Rubicon Project missed revenue projections for the quarter as programmatic changes, including the new transparency standards App.ads.txt and sellers.json, affected its topline revenue growth.
Rubicon Project’s Q3 revenue grew 27% year over year to $37.6 million. Year to date, its revenues are $107.9 million, which represents 30% growth compared to the same period last year.
“We got dinged by [App.ads.txt and sellers.json] slightly,” CEO Michael Barrett told investors on the company’s earnings call Wednesday. “I can’t imagine what happened to exchanges that aren’t as clean and well-lit and polished as ours.”
The transparency standards let buyers do supply-path optimization, or cut out resellers of publisher inventory. When buyers cut out those resellers, it hurt Rubicon Project’s revenues, since it works with both publishers and resellers of a publisher’s inventory.
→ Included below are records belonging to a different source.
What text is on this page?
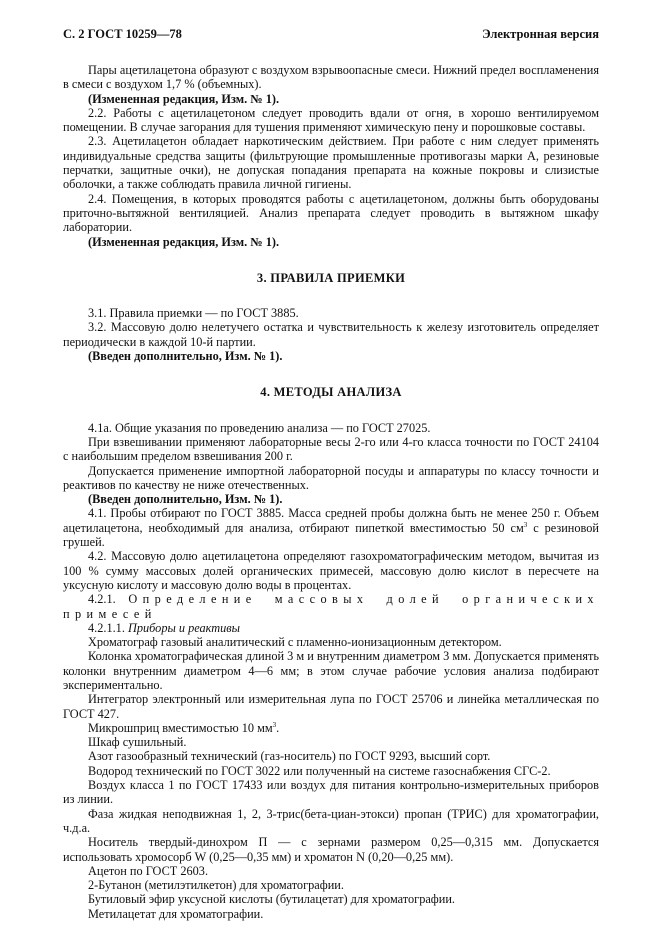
С. 2 ГОСТ 10259—78	Электронная версия

Пары ацетилацетона образуют с воздухом взрывоопасные смеси. Нижний предел воспламенения в смеси с воздухом 1,7 % (объемных).

(Измененная редакция, Изм. № 1).

2.2. Работы с ацетилацетоном следует проводить вдали от огня, в хорошо вентилируемом помещении. В случае загорания для тушения применяют химическую пену и порошковые составы.

2.3. Ацетилацетон обладает наркотическим действием. При работе с ним следует применять индивидуальные средства защиты (фильтрующие промышленные противогазы марки А, резиновые перчатки, защитные очки), не допуская попадания препарата на кожные покровы и слизистые оболочки, а также соблюдать правила личной гигиены.

2.4. Помещения, в которых проводятся работы с ацетилацетоном, должны быть оборудованы приточно-вытяжной вентиляцией. Анализ препарата следует проводить в вытяжном шкафу лаборатории.

(Измененная редакция, Изм. № 1).

3. ПРАВИЛА ПРИЕМКИ

3.1. Правила приемки — по ГОСТ 3885.

3.2. Массовую долю нелетучего остатка и чувствительность к железу изготовитель определяет периодически в каждой 10-й партии.

(Введен дополнительно, Изм. № 1).

4. МЕТОДЫ АНАЛИЗА

4.1а. Общие указания по проведению анализа — по ГОСТ 27025.

При взвешивании применяют лабораторные весы 2-го или 4-го класса точности по ГОСТ 24104 с наибольшим пределом взвешивания 200 г.

Допускается применение импортной лабораторной посуды и аппаратуры по классу точности и реактивов по качеству не ниже отечественных.

(Введен дополнительно, Изм. № 1).

4.1. Пробы отбирают по ГОСТ 3885. Масса средней пробы должна быть не менее 250 г. Объем ацетилацетона, необходимый для анализа, отбирают пипеткой вместимостью 50 $см^3$ с резиновой грушей.

4.2. Массовую долю ацетилацетона определяют газохроматографическим методом, вычитая из 100 % сумму массовых долей органических примесей, массовую долю кислот в пересчете на уксусную кислоту и массовую долю воды в процентах.

4.2.1. Определение массовых долей органических примесей

4.2.1.1. Приборы и реактивы

Хроматограф газовый аналитический с пламенно-ионизационным детектором.

Колонка хроматографическая длиной 3 м и внутренним диаметром 3 мм. Допускается применять колонки внутренним диаметром 4—6 мм; в этом случае рабочие условия анализа подбирают экспериментально.

Интегратор электронный или измерительная лупа по ГОСТ 25706 и линейка металлическая по ГОСТ 427.

Микрошприц вместимостью 10 $мм^3$.

Шкаф сушильный.

Азот газообразный технический (газ-носитель) по ГОСТ 9293, высший сорт.

Водород технический по ГОСТ 3022 или полученный на системе газоснабжения СГС-2.

Воздух класса 1 по ГОСТ 17433 или воздух для питания контрольно-измерительных приборов из линии.

Фаза жидкая неподвижная 1, 2, 3-трис(бета-циан-этокси) пропан (ТРИС) для хроматографии, ч.д.а.

Носитель твердый-динохром П — с зернами размером 0,25—0,315 мм. Допускается использовать хромосорб W (0,25—0,35 мм) и хроматон N (0,20—0,25 мм).

Ацетон по ГОСТ 2603.

2-Бутанон (метилэтилкетон) для хроматографии.

Бутиловый эфир уксусной кислоты (бутилацетат) для хроматографии.

Метилацетат для хроматографии.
“Buyers approached it with a ‘one-size-fits-all’” mindset, CEO Michael Barrett said. They paused all campaigns that weren’t deemed “direct” via the new standards and then reviewed on a case-by-case basis ones they might reconsider.
Barrett feels those buyers may add back some resellers and take a more nuanced approach in the future.
Google switching to a first-price auction and removing last look also created some initial volatility – though Barrett said the net results have been “neutral to slightly positive.”
Rubicon Project is also undertaking its own version of supply-path optimization to root out unprofitable impressions, which reduced costs even more than anticipated.
Analyzing every impression in the bidstream is expensive and inefficient, especially after header bidding created multiple paths to the same impression. Two years ago, Rubicon Project acquired nToggle to help with “traffic shaping,” or selecting fewer impressions to look at to monetize.
This quarter, Rubicon Project removed inventory from its exchange that monetized at very low CPMs, fill rates or not at all. The network optimization removed some revenue from its exchange, but made it much more profitable.
That optimization was enabled by moving its nToggle-based technology from a hardware-based to software-based deployment. The exchange then removed servers and reduced its data costs.
But nToggle has done even more to help Rubicon Project reduce costs over the past two years.
Rubicon Project spent $40 million on capex, including costs to process impressions, the year it acquired nToggle. It halved that yearly spend to $20 million in the past two years – even as ad requests doubled year over year. At a deal price of just $38.5 million, “the nToggle acquisition has greatly exceeded expectations,” Barrett said.